最近になってカダフィーの政策が評価されているのは、中央銀行が珍しく「国営」であったこと(じつは世界で唯一だった)と、石油も「国営」であったことで、彼はドルでなく「金(Gold)決済」を主張していた。

それに、アフリカ共同体も構想して、アメリカとヨーロッパによって「なぶり殺し」にされたのである。

この様子を衛星画像でリアルに観ているヒラリー・クリントン国務長官が、その死の瞬間に歓喜した映像が公開されている。
その異常さに、邪悪の権化たるオバマ大統領すら、「楽しむべきではない」とのコメントを発表し、これが報道される(ロイター、2011年10月26日)ほどだったのである。

軍産複合体(戦争屋)の代理人、クリントン夫妻の、その凄まじいまでの欲望が、みごとに表現されたのは、「ついうっかり」だとしても、とても常人の神経ではないのである。

ただ、これ以前(2006年12月30日)に、イラクのサダム・フセインが処刑された経緯とを比べると、酷似していることもわかるのである。
少なくとも、フセイン政権は、石油を「国営化」したのであった。
それに、イラクという他民族国家をまとめていたことでは、カダフィーとおなじなのであった。

こうしたことを、それぞれの国民目線からどうかんがえるのか?が改めて問われだして、それが「再評価」になってきている。

ましてや、トランプ政権がまとめた中東和平を破壊しているのも、民主党バイデン政権だから、オバマ・ヒラリーの間にいたバイデンからしたら、われこそが軍産複合体のためにある、と雄叫びをあげているのであろう。

つまり、伝統的な「帝国主義」の保守を、アメリカ民主党がやっていて、EUも日本もこれに従っている構図なのである。

ゆえに、中東は発展させずに放置することが、武器商人の利益を最大化するのであって、これを阻止するトランプをなんとしてでも排除したいのだ。

この意味で、トランプ氏とその「MAGA運動:Make America Great Again」は、伝統的帝国主義に反対する、アメリカ破壊運動なのだ、という論理があるのは頷ける。
ただし、いまどき「帝国主義:奴隷制」に喝采を送ることに抵抗がない、左翼とは何者なのか?と改めて問えば、ファッションとしての左翼で、ただのカネの亡者だけなのである。
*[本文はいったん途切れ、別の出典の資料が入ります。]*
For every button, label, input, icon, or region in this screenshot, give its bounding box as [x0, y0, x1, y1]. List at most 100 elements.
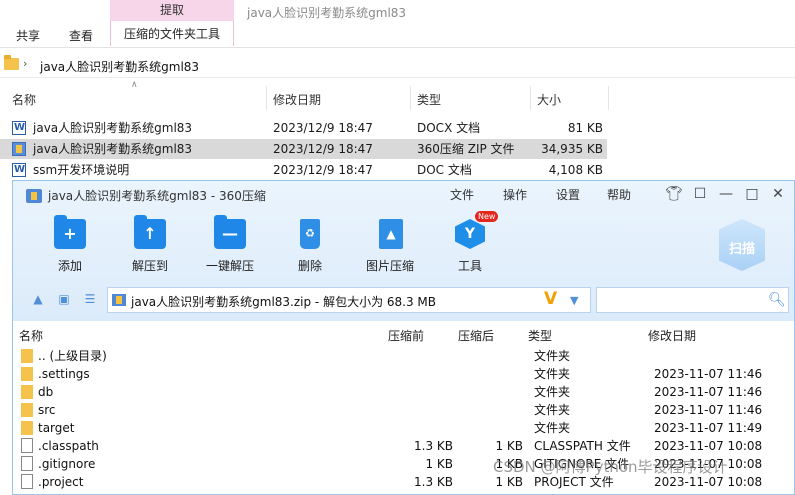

それでかなんでかしらないが、バイデン一家の売春・人身売買ビジネスの証拠隠蔽もかねてか?あの、エプスタイン氏の個人スケジュール帳に記載がある人物名が突如発表されて、現職のCIA長官の名前もでてきた。

驚くほどの「効果」が、連邦下院の調査の威力として注目されるのである。
敵は、とうとうあからさまな「裏切り」で、保身に走っていて、崩壊間近なのである。

盤石に見える体制ほど脆いもの、とは、サダム・フセイン、カダフィーが教えてくれたことでもある。
敵は内側にいる、これが歴史の鉄則なのだ。